The five young men – in their late teens and early 20s – left their homes in suburban northern Virginia in November and traveled to Pakistan, where they were arrested in December, police say. Reporters have no access to the trial, but heard the men yell "we are being tortured" as they were taken from a previous appearance before the court in January. Pakistani officials deny the claims and ruled out extradition.
Charges include conspiracy to commit terror attacks in Pakistan, planning to commit terror acts against friendly countries, and funding banned jihadi groups. If convicted, the five Americans could face life in Pakistani prison. US embassy officials have reportedly visited the men in prison and attended the trial proceedings but have struck a public posture of minimal interference.

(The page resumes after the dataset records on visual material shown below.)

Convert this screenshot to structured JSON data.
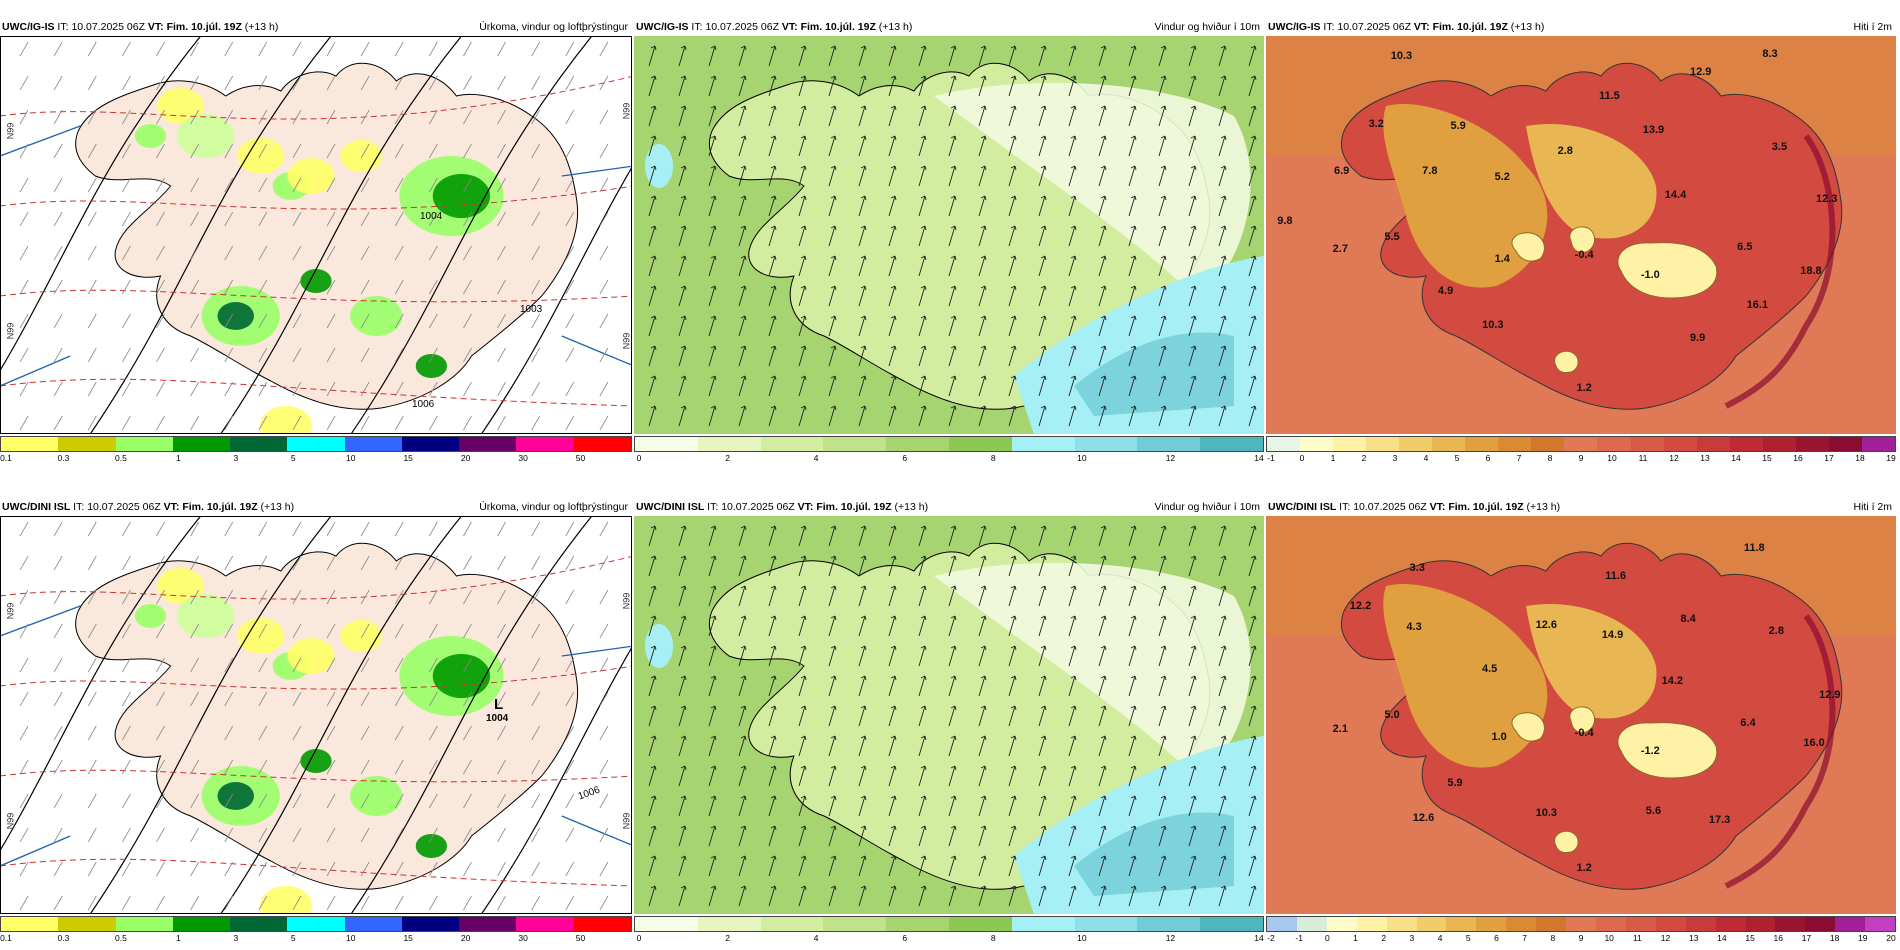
{
  "panels": [
    {
      "model": "UWC/IG-IS",
      "it_label": "IT:",
      "it_value": "10.07.2025 06Z",
      "vt_label": "VT:",
      "vt_value": "Fim. 10.júl. 19Z",
      "lead": "(+13 h)",
      "title": "Úrkoma, vindur og loftþrýstingur",
      "colors": [
        "#ffff66",
        "#cccc00",
        "#99ff66",
        "#009900",
        "#006633",
        "#00ffff",
        "#3366ff",
        "#000080",
        "#660066",
        "#ff0099",
        "#ff0000"
      ],
      "ticks": [
        "0.1",
        "0.3",
        "0.5",
        "1",
        "3",
        "5",
        "10",
        "15",
        "20",
        "30",
        "50"
      ],
      "pressure_labels": [
        "1004",
        "1006",
        "1003"
      ],
      "side_labels": [
        "N99",
        "N99",
        "N99",
        "N99"
      ]
    },
    {
      "model": "UWC/IG-IS",
      "it_label": "IT:",
      "it_value": "10.07.2025 06Z",
      "vt_label": "VT:",
      "vt_value": "Fim. 10.júl. 19Z",
      "lead": "(+13 h)",
      "title": "Vindur og hviður í 10m",
      "colors": [
        "#f5fde6",
        "#e6f5c0",
        "#d2ecA0",
        "#bfe28a",
        "#a6d470",
        "#8cc653",
        "#a6f0f5",
        "#8ee0e6",
        "#72ccd6",
        "#4fb5bf"
      ],
      "ticks": [
        "0",
        "2",
        "4",
        "6",
        "8",
        "10",
        "12",
        "14"
      ]
    },
    {
      "model": "UWC/IG-IS",
      "it_label": "IT:",
      "it_value": "10.07.2025 06Z",
      "vt_label": "VT:",
      "vt_value": "Fim. 10.júl. 19Z",
      "lead": "(+13 h)",
      "title": "Hiti í 2m",
      "colors": [
        "#e6f5e6",
        "#fffccc",
        "#fff2a6",
        "#f8e089",
        "#f1cc6a",
        "#e8b652",
        "#e0a040",
        "#d98a33",
        "#d4762e",
        "#e07a56",
        "#dd6a4e",
        "#d95a46",
        "#d24a40",
        "#c93a3a",
        "#be2a35",
        "#b02030",
        "#9c1530",
        "#8a0c30",
        "#a0209a"
      ],
      "ticks": [
        "-1",
        "0",
        "1",
        "2",
        "3",
        "4",
        "5",
        "6",
        "7",
        "8",
        "9",
        "10",
        "11",
        "12",
        "13",
        "14",
        "15",
        "16",
        "17",
        "18",
        "19"
      ],
      "values": [
        {
          "t": "10.3",
          "x": 0.215,
          "y": 0.05
        },
        {
          "t": "8.3",
          "x": 0.8,
          "y": 0.045
        },
        {
          "t": "12.9",
          "x": 0.69,
          "y": 0.09
        },
        {
          "t": "11.5",
          "x": 0.545,
          "y": 0.15
        },
        {
          "t": "3.2",
          "x": 0.175,
          "y": 0.22
        },
        {
          "t": "5.9",
          "x": 0.305,
          "y": 0.225
        },
        {
          "t": "13.9",
          "x": 0.615,
          "y": 0.235
        },
        {
          "t": "3.5",
          "x": 0.815,
          "y": 0.28
        },
        {
          "t": "2.8",
          "x": 0.475,
          "y": 0.29
        },
        {
          "t": "6.9",
          "x": 0.12,
          "y": 0.34
        },
        {
          "t": "7.8",
          "x": 0.26,
          "y": 0.34
        },
        {
          "t": "5.2",
          "x": 0.375,
          "y": 0.355
        },
        {
          "t": "14.4",
          "x": 0.65,
          "y": 0.4
        },
        {
          "t": "12.3",
          "x": 0.89,
          "y": 0.41
        },
        {
          "t": "9.8",
          "x": 0.03,
          "y": 0.465
        },
        {
          "t": "5.5",
          "x": 0.2,
          "y": 0.505
        },
        {
          "t": "2.7",
          "x": 0.118,
          "y": 0.535
        },
        {
          "t": "6.5",
          "x": 0.76,
          "y": 0.53
        },
        {
          "t": "1.4",
          "x": 0.375,
          "y": 0.56
        },
        {
          "t": "-0.4",
          "x": 0.505,
          "y": 0.55
        },
        {
          "t": "-1.0",
          "x": 0.61,
          "y": 0.6
        },
        {
          "t": "18.8",
          "x": 0.865,
          "y": 0.59
        },
        {
          "t": "4.9",
          "x": 0.285,
          "y": 0.64
        },
        {
          "t": "16.1",
          "x": 0.78,
          "y": 0.675
        },
        {
          "t": "10.3",
          "x": 0.36,
          "y": 0.725
        },
        {
          "t": "9.9",
          "x": 0.685,
          "y": 0.76
        },
        {
          "t": "1.2",
          "x": 0.505,
          "y": 0.885
        }
      ]
    },
    {
      "model": "UWC/DINI ISL",
      "it_label": "IT:",
      "it_value": "10.07.2025 06Z",
      "vt_label": "VT:",
      "vt_value": "Fim. 10.júl. 19Z",
      "lead": "(+13 h)",
      "title": "Úrkoma, vindur og loftþrýstingur",
      "colors": [
        "#ffff66",
        "#cccc00",
        "#99ff66",
        "#009900",
        "#006633",
        "#00ffff",
        "#3366ff",
        "#000080",
        "#660066",
        "#ff0099",
        "#ff0000"
      ],
      "ticks": [
        "0.1",
        "0.3",
        "0.5",
        "1",
        "3",
        "5",
        "10",
        "15",
        "20",
        "30",
        "50"
      ],
      "pressure_labels": [
        "1006"
      ],
      "low": {
        "letter": "L",
        "value": "1004"
      },
      "side_labels": [
        "N99",
        "N99",
        "N99",
        "N99"
      ]
    },
    {
      "model": "UWC/DINI ISL",
      "it_label": "IT:",
      "it_value": "10.07.2025 06Z",
      "vt_label": "VT:",
      "vt_value": "Fim. 10.júl. 19Z",
      "lead": "(+13 h)",
      "title": "Vindur og hviður í 10m",
      "colors": [
        "#f5fde6",
        "#e6f5c0",
        "#d2ecA0",
        "#bfe28a",
        "#a6d470",
        "#8cc653",
        "#a6f0f5",
        "#8ee0e6",
        "#72ccd6",
        "#4fb5bf"
      ],
      "ticks": [
        "0",
        "2",
        "4",
        "6",
        "8",
        "10",
        "12",
        "14"
      ]
    },
    {
      "model": "UWC/DINI ISL",
      "it_label": "IT:",
      "it_value": "10.07.2025 06Z",
      "vt_label": "VT:",
      "vt_value": "Fim. 10.júl. 19Z",
      "lead": "(+13 h)",
      "title": "Hiti í 2m",
      "colors": [
        "#a8c8f0",
        "#d8ecd8",
        "#fffccc",
        "#fff2a6",
        "#f8e089",
        "#f1cc6a",
        "#e8b652",
        "#e0a040",
        "#d98a33",
        "#d4762e",
        "#e07a56",
        "#dd6a4e",
        "#d95a46",
        "#d24a40",
        "#c93a3a",
        "#be2a35",
        "#b02030",
        "#9c1530",
        "#8a0c30",
        "#a0209a",
        "#c040c0"
      ],
      "ticks": [
        "-2",
        "-1",
        "0",
        "1",
        "2",
        "3",
        "4",
        "5",
        "6",
        "7",
        "8",
        "9",
        "10",
        "11",
        "12",
        "13",
        "14",
        "15",
        "16",
        "17",
        "18",
        "19",
        "20"
      ],
      "values": [
        {
          "t": "11.8",
          "x": 0.775,
          "y": 0.08
        },
        {
          "t": "3.3",
          "x": 0.24,
          "y": 0.13
        },
        {
          "t": "11.6",
          "x": 0.555,
          "y": 0.15
        },
        {
          "t": "12.2",
          "x": 0.15,
          "y": 0.225
        },
        {
          "t": "8.4",
          "x": 0.67,
          "y": 0.26
        },
        {
          "t": "4.3",
          "x": 0.235,
          "y": 0.28
        },
        {
          "t": "12.6",
          "x": 0.445,
          "y": 0.275
        },
        {
          "t": "14.9",
          "x": 0.55,
          "y": 0.3
        },
        {
          "t": "2.8",
          "x": 0.81,
          "y": 0.29
        },
        {
          "t": "4.5",
          "x": 0.355,
          "y": 0.385
        },
        {
          "t": "14.2",
          "x": 0.645,
          "y": 0.415
        },
        {
          "t": "12.9",
          "x": 0.895,
          "y": 0.45
        },
        {
          "t": "5.0",
          "x": 0.2,
          "y": 0.5
        },
        {
          "t": "2.1",
          "x": 0.118,
          "y": 0.535
        },
        {
          "t": "6.4",
          "x": 0.765,
          "y": 0.52
        },
        {
          "t": "1.0",
          "x": 0.37,
          "y": 0.555
        },
        {
          "t": "-0.4",
          "x": 0.505,
          "y": 0.545
        },
        {
          "t": "-1.2",
          "x": 0.61,
          "y": 0.59
        },
        {
          "t": "16.0",
          "x": 0.87,
          "y": 0.57
        },
        {
          "t": "5.9",
          "x": 0.3,
          "y": 0.67
        },
        {
          "t": "12.6",
          "x": 0.25,
          "y": 0.76
        },
        {
          "t": "10.3",
          "x": 0.445,
          "y": 0.745
        },
        {
          "t": "5.6",
          "x": 0.615,
          "y": 0.74
        },
        {
          "t": "17.3",
          "x": 0.72,
          "y": 0.765
        },
        {
          "t": "1.2",
          "x": 0.505,
          "y": 0.885
        }
      ]
    }
  ]
}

The case – even with the accusations of torture and the secrecy of the trial – has failed to light up the Internet, at least not compared to the case of another American who stands accused of terror ties: Colleen LaRose, also known as "Jihad Jane."

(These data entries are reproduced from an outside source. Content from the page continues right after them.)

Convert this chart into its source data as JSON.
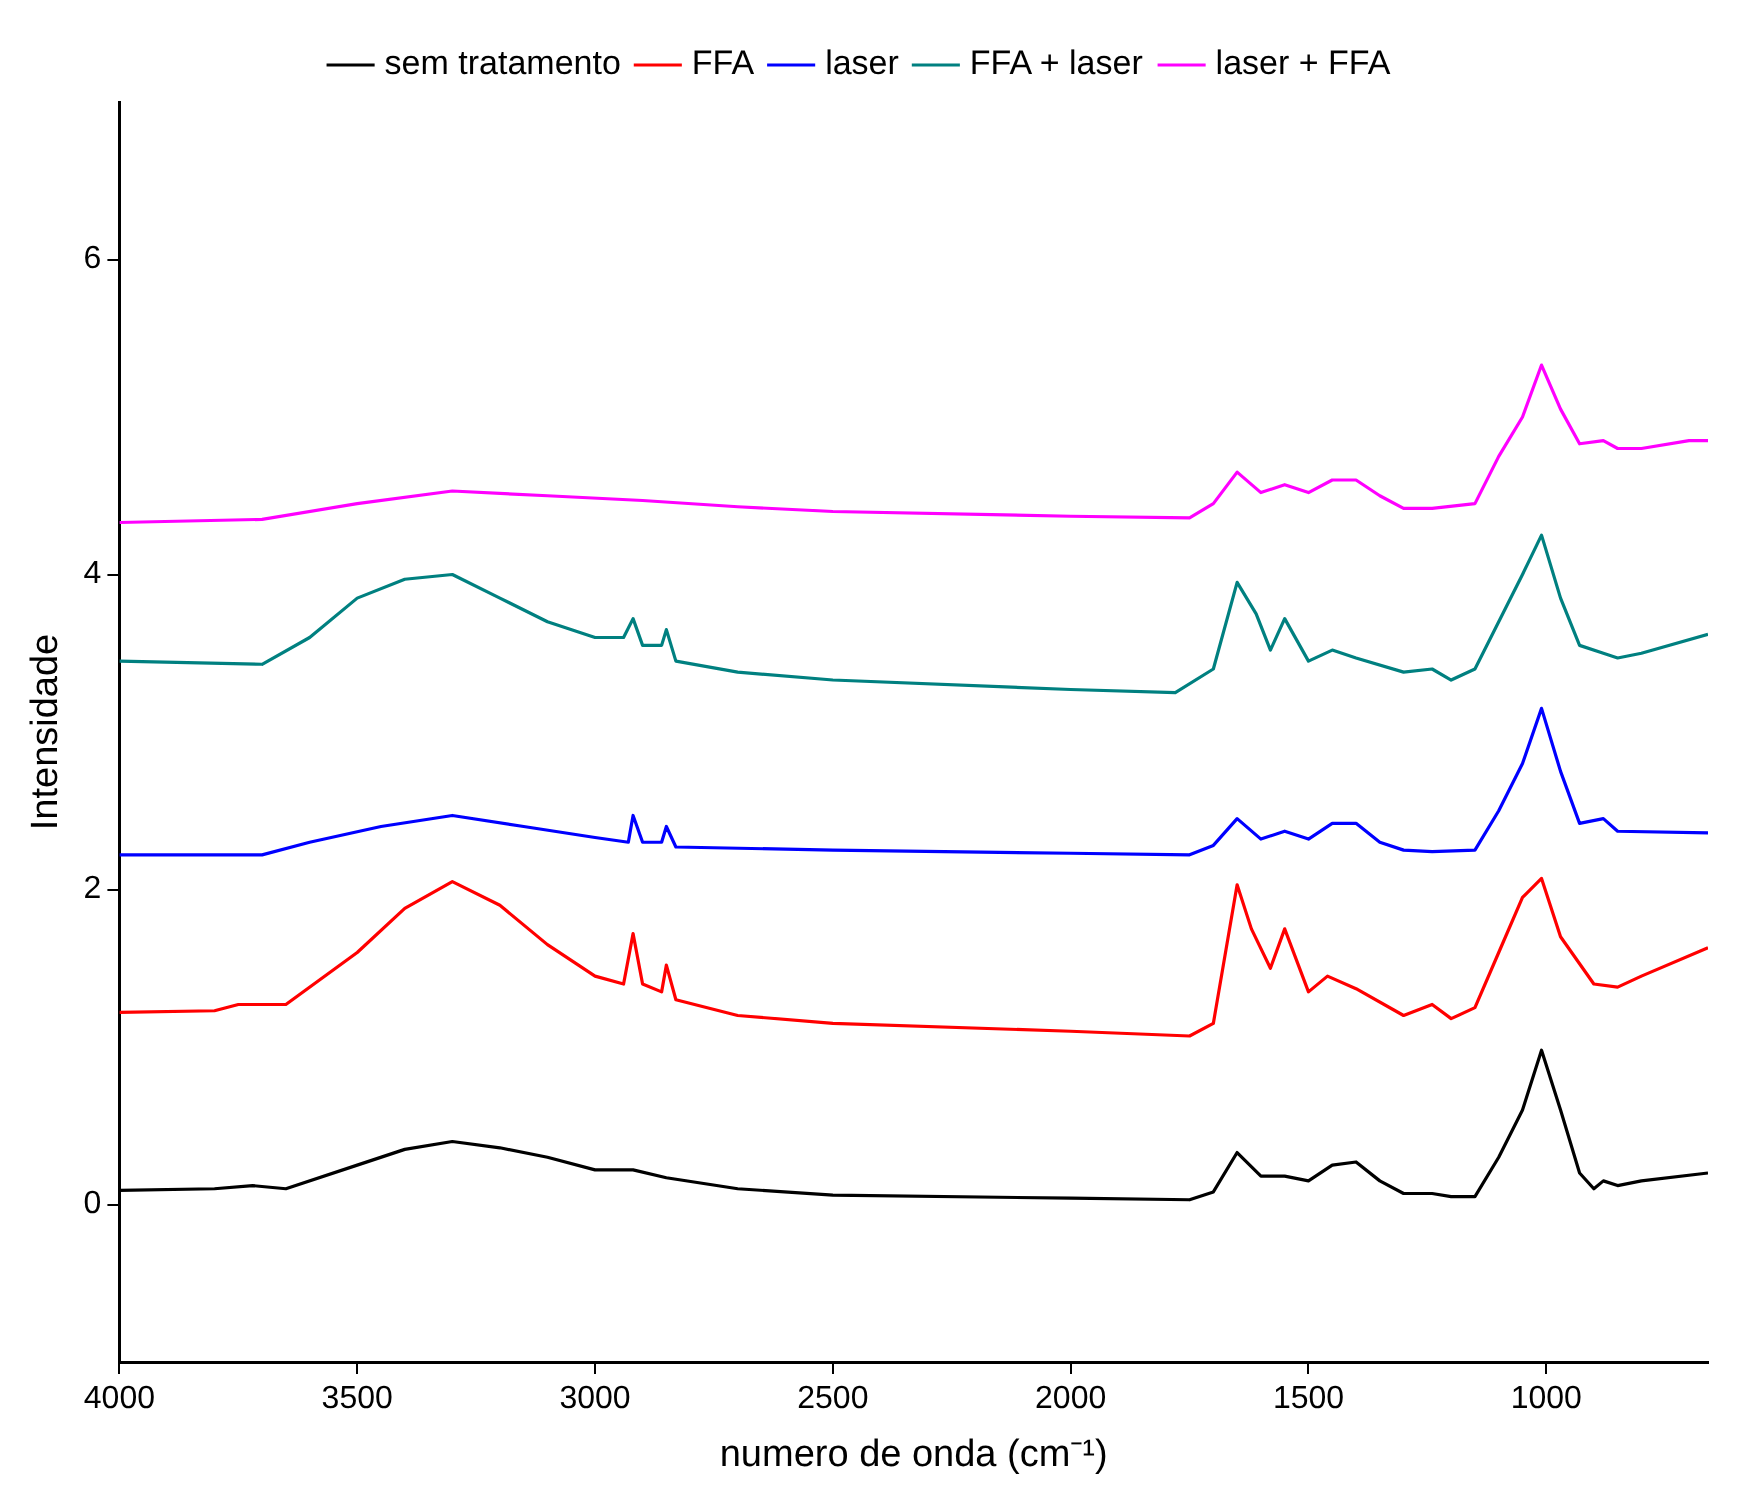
{
  "chart_data": {
    "type": "line",
    "xlabel": "numero de onda (cm⁻¹)",
    "ylabel": "Intensidade",
    "xlim": [
      4000,
      660
    ],
    "xticks": [
      4000,
      3500,
      3000,
      2500,
      2000,
      1500,
      1000
    ],
    "ylim": [
      -1,
      7
    ],
    "yticks": [
      0,
      2,
      4,
      6
    ],
    "grid": false,
    "legend": "top",
    "marker": "none",
    "line_style": "solid",
    "series": [
      {
        "name": "sem tratamento",
        "color": "#000000",
        "x": [
          4000,
          3800,
          3720,
          3650,
          3500,
          3400,
          3300,
          3200,
          3100,
          3000,
          2920,
          2850,
          2700,
          2500,
          2000,
          1750,
          1700,
          1650,
          1600,
          1550,
          1500,
          1450,
          1400,
          1350,
          1300,
          1240,
          1200,
          1150,
          1100,
          1050,
          1010,
          970,
          930,
          900,
          880,
          850,
          800,
          660
        ],
        "values": [
          0.09,
          0.1,
          0.12,
          0.1,
          0.25,
          0.35,
          0.4,
          0.36,
          0.3,
          0.22,
          0.22,
          0.17,
          0.1,
          0.06,
          0.04,
          0.03,
          0.08,
          0.33,
          0.18,
          0.18,
          0.15,
          0.25,
          0.27,
          0.15,
          0.07,
          0.07,
          0.05,
          0.05,
          0.3,
          0.6,
          0.98,
          0.6,
          0.2,
          0.1,
          0.15,
          0.12,
          0.15,
          0.2
        ]
      },
      {
        "name": "FFA",
        "color": "#ff0000",
        "x": [
          4000,
          3800,
          3750,
          3650,
          3500,
          3400,
          3300,
          3200,
          3100,
          3000,
          2940,
          2920,
          2900,
          2860,
          2850,
          2830,
          2700,
          2500,
          2000,
          1750,
          1700,
          1650,
          1620,
          1580,
          1550,
          1500,
          1460,
          1400,
          1300,
          1240,
          1200,
          1150,
          1100,
          1050,
          1010,
          970,
          900,
          850,
          800,
          660
        ],
        "values": [
          1.22,
          1.23,
          1.27,
          1.27,
          1.6,
          1.88,
          2.05,
          1.9,
          1.65,
          1.45,
          1.4,
          1.72,
          1.4,
          1.35,
          1.52,
          1.3,
          1.2,
          1.15,
          1.1,
          1.07,
          1.15,
          2.03,
          1.75,
          1.5,
          1.75,
          1.35,
          1.45,
          1.37,
          1.2,
          1.27,
          1.18,
          1.25,
          1.6,
          1.95,
          2.07,
          1.7,
          1.4,
          1.38,
          1.45,
          1.63
        ]
      },
      {
        "name": "laser",
        "color": "#0000ff",
        "x": [
          4000,
          3700,
          3600,
          3450,
          3300,
          3150,
          3000,
          2930,
          2920,
          2900,
          2860,
          2850,
          2830,
          2500,
          2000,
          1750,
          1700,
          1650,
          1600,
          1550,
          1500,
          1450,
          1400,
          1350,
          1300,
          1240,
          1150,
          1100,
          1050,
          1010,
          970,
          930,
          880,
          850,
          660
        ],
        "values": [
          2.22,
          2.22,
          2.3,
          2.4,
          2.47,
          2.4,
          2.33,
          2.3,
          2.47,
          2.3,
          2.3,
          2.4,
          2.27,
          2.25,
          2.23,
          2.22,
          2.28,
          2.45,
          2.32,
          2.37,
          2.32,
          2.42,
          2.42,
          2.3,
          2.25,
          2.24,
          2.25,
          2.5,
          2.8,
          3.15,
          2.75,
          2.42,
          2.45,
          2.37,
          2.36
        ]
      },
      {
        "name": "FFA + laser",
        "color": "#008080",
        "x": [
          4000,
          3700,
          3600,
          3500,
          3400,
          3300,
          3200,
          3100,
          3000,
          2940,
          2920,
          2900,
          2860,
          2850,
          2830,
          2700,
          2500,
          2000,
          1780,
          1700,
          1650,
          1610,
          1580,
          1550,
          1500,
          1450,
          1400,
          1300,
          1240,
          1200,
          1150,
          1100,
          1050,
          1010,
          970,
          930,
          880,
          850,
          800,
          660
        ],
        "values": [
          3.45,
          3.43,
          3.6,
          3.85,
          3.97,
          4.0,
          3.85,
          3.7,
          3.6,
          3.6,
          3.72,
          3.55,
          3.55,
          3.65,
          3.45,
          3.38,
          3.33,
          3.27,
          3.25,
          3.4,
          3.95,
          3.75,
          3.52,
          3.72,
          3.45,
          3.52,
          3.47,
          3.38,
          3.4,
          3.33,
          3.4,
          3.7,
          4.0,
          4.25,
          3.85,
          3.55,
          3.5,
          3.47,
          3.5,
          3.62
        ]
      },
      {
        "name": "laser + FFA",
        "color": "#ff00ff",
        "x": [
          4000,
          3700,
          3500,
          3300,
          3100,
          2900,
          2700,
          2500,
          2000,
          1750,
          1700,
          1650,
          1600,
          1550,
          1500,
          1450,
          1400,
          1350,
          1300,
          1240,
          1150,
          1100,
          1050,
          1010,
          970,
          930,
          880,
          850,
          800,
          700,
          660
        ],
        "values": [
          4.33,
          4.35,
          4.45,
          4.53,
          4.5,
          4.47,
          4.43,
          4.4,
          4.37,
          4.36,
          4.45,
          4.65,
          4.52,
          4.57,
          4.52,
          4.6,
          4.6,
          4.5,
          4.42,
          4.42,
          4.45,
          4.75,
          5.0,
          5.33,
          5.05,
          4.83,
          4.85,
          4.8,
          4.8,
          4.85,
          4.85
        ]
      }
    ]
  }
}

Calling Ms. LaRose "media catnip," columnist Dan Garnder at the Ottawa Citizen takes a shot at understanding the "Jihad Jane" media phenomenon, arguing she seemed to fit a post-9/11 frame of Islamic terrorism, but with "a delightful sprinkle of novelty" that she was a blond American woman.
The five Americans held in Pakistan perhaps no longer offer quite the same blond "novelty" factor since their ethnic backgrounds are Pakistani, Eritrean, Ethiopian, and Egyptian. (One blogger referred to them saying: "Five 'Americans' (and I use the term very loosely) ... "
But as a Monitor story noted in December, their middle class, suburban, and educated backgrounds have surprised American Muslims:
"This might be the most clear wake-up call for the American Muslim community," says Ihsan Bagby, professor of Islamic studies at the University of Kentucky in Lexington. "These were the kids who should have been clear about what Islam says, but somehow they got a radical message. I'm not sure they got it from their parents or the mosque they attended – so where did they get it from? That's the question the American Muslim community wants an answer to."
The five, who grew up within blocks of each other, find themselves in custody partly due to family members reporting them missing.
Parents alerted the Council on American-Islamic Relations that the young men left behind a video expressing extremist sentiments. CAIR then alerted US officials, who alerted the Pakistanis. Their case will resume on March 31 with evidence from the prosecutors.